The findings are important, co-lead investigator Sattva Neelapu points out, because “patients with refractory large B-cell lymphoma who have exhausted treatment options and are still facing progressive disease are often older.”
“Our results showed axicabtagene ciloleucel offered clinical benefit with a manageable safety profile in people aged 65 and over, which reinforces this therapy’s use in these patients who otherwise have limited treatment options,” Neelapu said in a statement.
Gilead also rolled out a new Yescarta safety analysis Monday showing that using steroids soon after Yescarta treatment could help manage cytokine release syndromes and other serious side effects associated with chimeric antigen receptor T-cell (CAR-T) drugs.

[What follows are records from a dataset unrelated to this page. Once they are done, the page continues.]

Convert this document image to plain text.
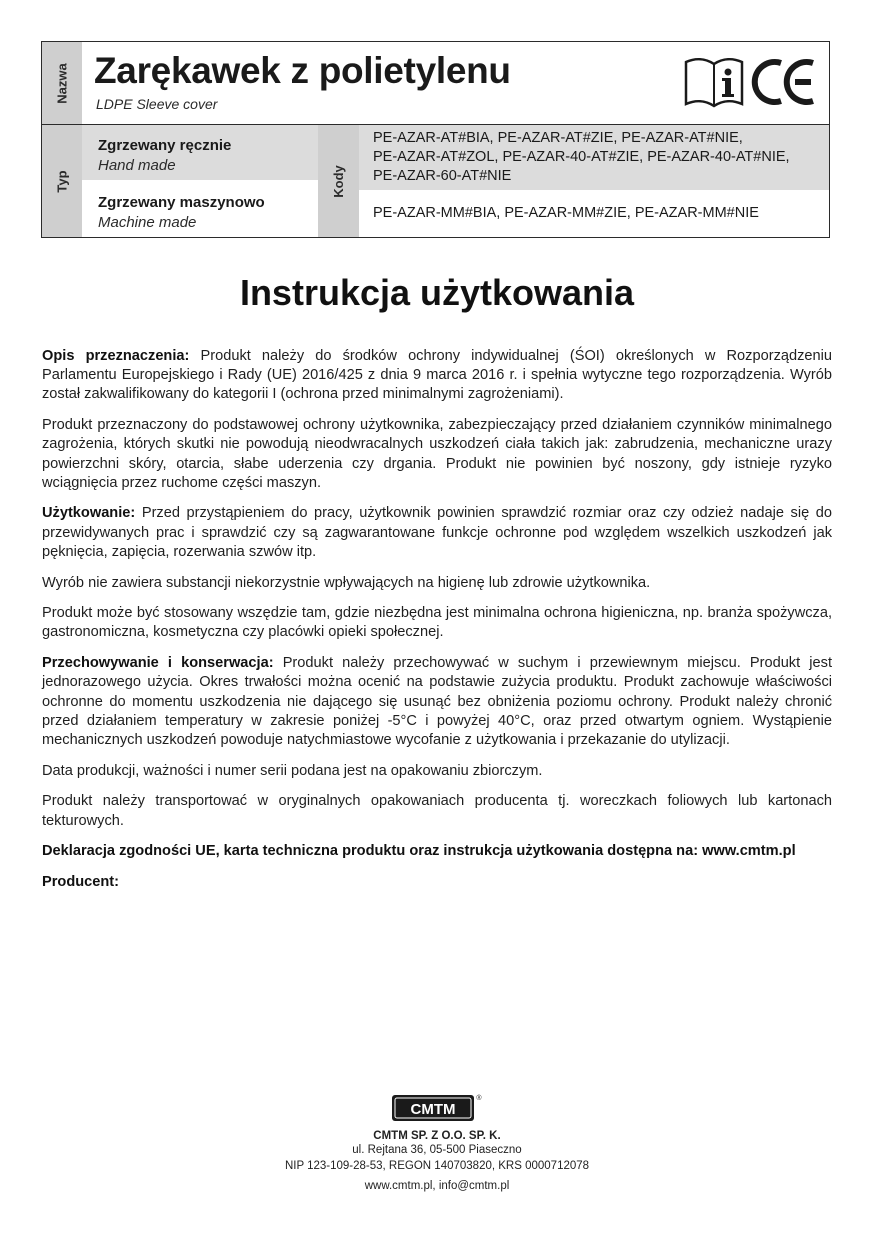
Nazwa Zarękawek z polietylenu
LDPE Sleeve cover
Typ
Zgrzewany ręcznie
Hand made
Zgrzewany maszynowo
Machine made
Kody
PE-AZAR-AT#BIA, PE-AZAR-AT#ZIE, PE-AZAR-AT#NIE,
PE-AZAR-AT#ZOL, PE-AZAR-40-AT#ZIE, PE-AZAR-40-AT#NIE,
PE-AZAR-60-AT#NIE
PE-AZAR-MM#BIA, PE-AZAR-MM#ZIE, PE-AZAR-MM#NIE
Instrukcja użytkowania

Opis przeznaczenia: Produkt należy do środków ochrony indywidualnej (ŚOI) określonych w Rozporządzeniu Parlamentu Europejskiego i Rady (UE) 2016/425 z dnia 9 marca 2016 r. i spełnia wytyczne tego rozporządzenia. Wyrób został zakwalifikowany do kategorii I (ochrona przed minimalnymi zagrożeniami).

Produkt przeznaczony do podstawowej ochrony użytkownika, zabezpieczający przed działaniem czynników minimalnego zagrożenia, których skutki nie powodują nieodwracalnych uszkodzeń ciała takich jak: zabrudzenia, mechaniczne urazy powierzchni skóry, otarcia, słabe uderzenia czy drgania. Produkt nie powinien być noszony, gdy istnieje ryzyko wciągnięcia przez ruchome części maszyn.

Użytkowanie: Przed przystąpieniem do pracy, użytkownik powinien sprawdzić rozmiar oraz czy odzież nadaje się do przewidywanych prac i sprawdzić czy są zagwarantowane funkcje ochronne pod względem wszelkich uszkodzeń jak pęknięcia, zapięcia, rozerwania szwów itp.

Wyrób nie zawiera substancji niekorzystnie wpływających na higienę lub zdrowie użytkownika.

Produkt może być stosowany wszędzie tam, gdzie niezbędna jest minimalna ochrona higieniczna, np. branża spożywcza, gastronomiczna, kosmetyczna czy placówki opieki społecznej.

Przechowywanie i konserwacja: Produkt należy przechowywać w suchym i przewiewnym miejscu. Produkt jest jednorazowego użycia. Okres trwałości można ocenić na podstawie zużycia produktu. Produkt zachowuje właściwości ochronne do momentu uszkodzenia nie dającego się usunąć bez obniżenia poziomu ochrony. Produkt należy chronić przed działaniem temperatury w zakresie poniżej -5°C i powyżej 40°C, oraz przed otwartym ogniem. Wystąpienie mechanicznych uszkodzeń powoduje natychmiastowe wycofanie z użytkowania i przekazanie do utylizacji.

Data produkcji, ważności i numer serii podana jest na opakowaniu zbiorczym.

Produkt należy transportować w oryginalnych opakowaniach producenta tj. woreczkach foliowych lub kartonach tekturowych.

Deklaracja zgodności UE, karta techniczna produktu oraz instrukcja użytkowania dostępna na: www.cmtm.pl

Producent:

CMTM
®
CMTM SP. Z O.O. SP. K.
ul. Rejtana 36, 05-500 Piaseczno
NIP 123-109-28-53, REGON 140703820, KRS 0000712078
www.cmtm.pl, info@cmtm.pl
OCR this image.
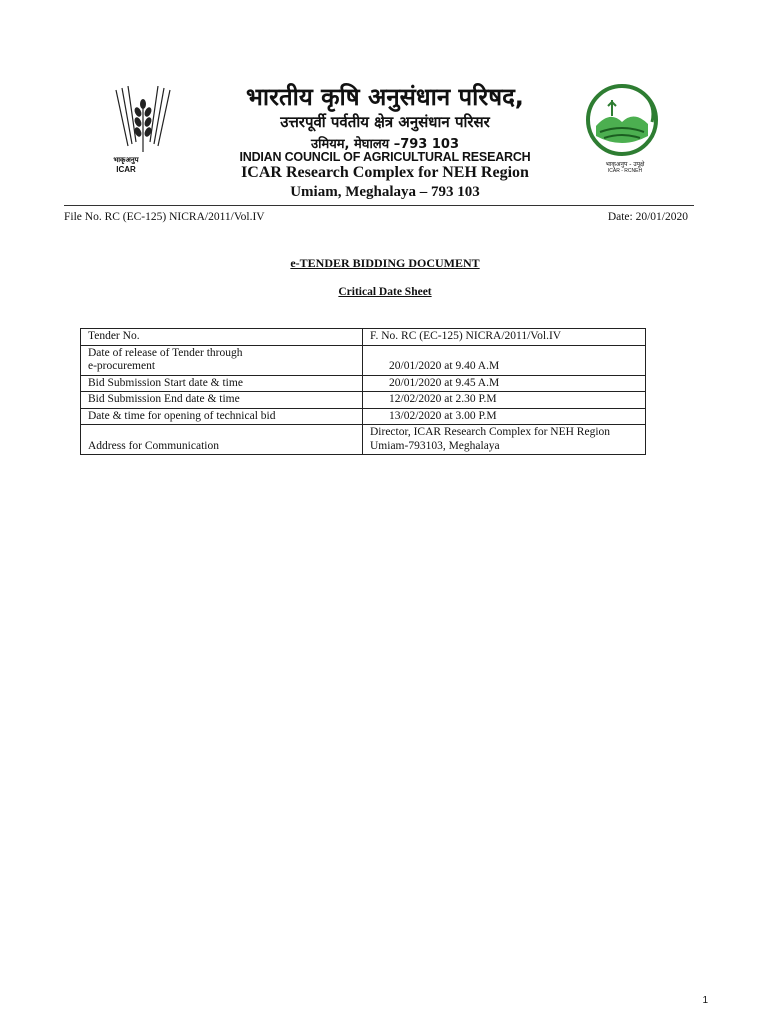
भाकृअनुप
ICAR
भाकृअनुप - उपूक्षे
ICAR - RCNEH
भारतीय कृषि अनुसंधान परिषद,
उत्तरपूर्वी पर्वतीय क्षेत्र अनुसंधान परिसर
उमियम, मेघालय –793 103
INDIAN COUNCIL OF AGRICULTURAL RESEARCH
ICAR Research Complex for NEH Region
Umiam, Meghalaya – 793 103
File No. RC (EC-125) NICRA/2011/Vol.IV	Date: 20/01/2020
e-TENDER BIDDING DOCUMENT
Critical Date Sheet
Tender No.	F. No. RC (EC-125) NICRA/2011/Vol.IV

Date of release of Tender through
e-procurement	20/01/2020 at 9.40 A.M
Bid Submission Start date & time	20/01/2020 at 9.45 A.M
Bid Submission End date & time	12/02/2020 at 2.30 P.M
Date & time for opening of technical bid	13/02/2020 at 3.00 P.M
Address for Communication	Director, ICAR Research Complex for NEH Region
Umiam-793103, Meghalaya
1
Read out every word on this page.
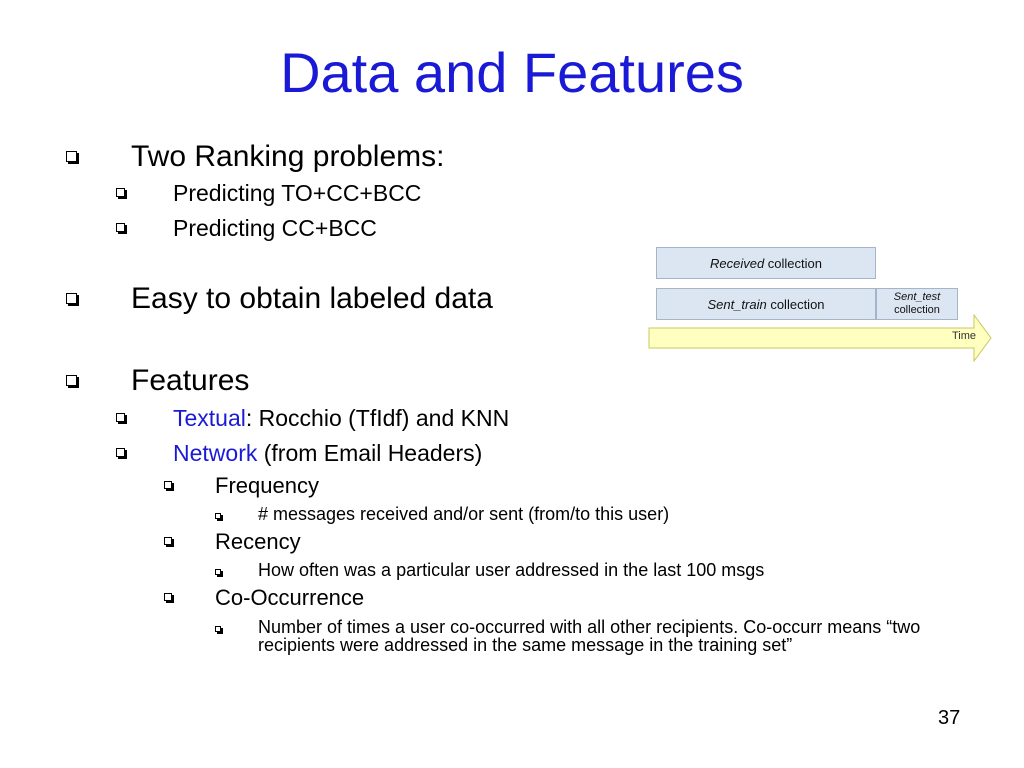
Data and Features
Two Ranking problems:
Predicting TO+CC+BCC
Predicting CC+BCC
Easy to obtain labeled data
Features
Textual: Rocchio (TfIdf) and KNN
Network (from Email Headers)
Frequency
# messages received and/or sent (from/to this user)
Recency
How often was a particular user addressed in the last 100 msgs
Co-Occurrence
Number of times a user co-occurred with all other recipients. Co-occurr means “two recipients were addressed in the same message in the training set”
Received collection
Sent_train collection	Sent_test
collection
Time
37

The findings come as Gilead works to build out its cell therapy group after its $12 billion Kite Pharma buy. New Gilead CEO Daniel O’Day, who joined from Roche, has said the technology is a critical component of the company’s strategy.
The drugmaker didn’t only present data on its approved CAR-T drug at ASCO, either. Gilead also rolled out data on an investigational CAR-T called KTE-X19 in adults with relapsed or refractory acute lymphoblastic leukemia. So far in the phase 1/2 trial, patients have seen a “high rate of response” to a single infusion. The phase 2 portion of the study is ongoing.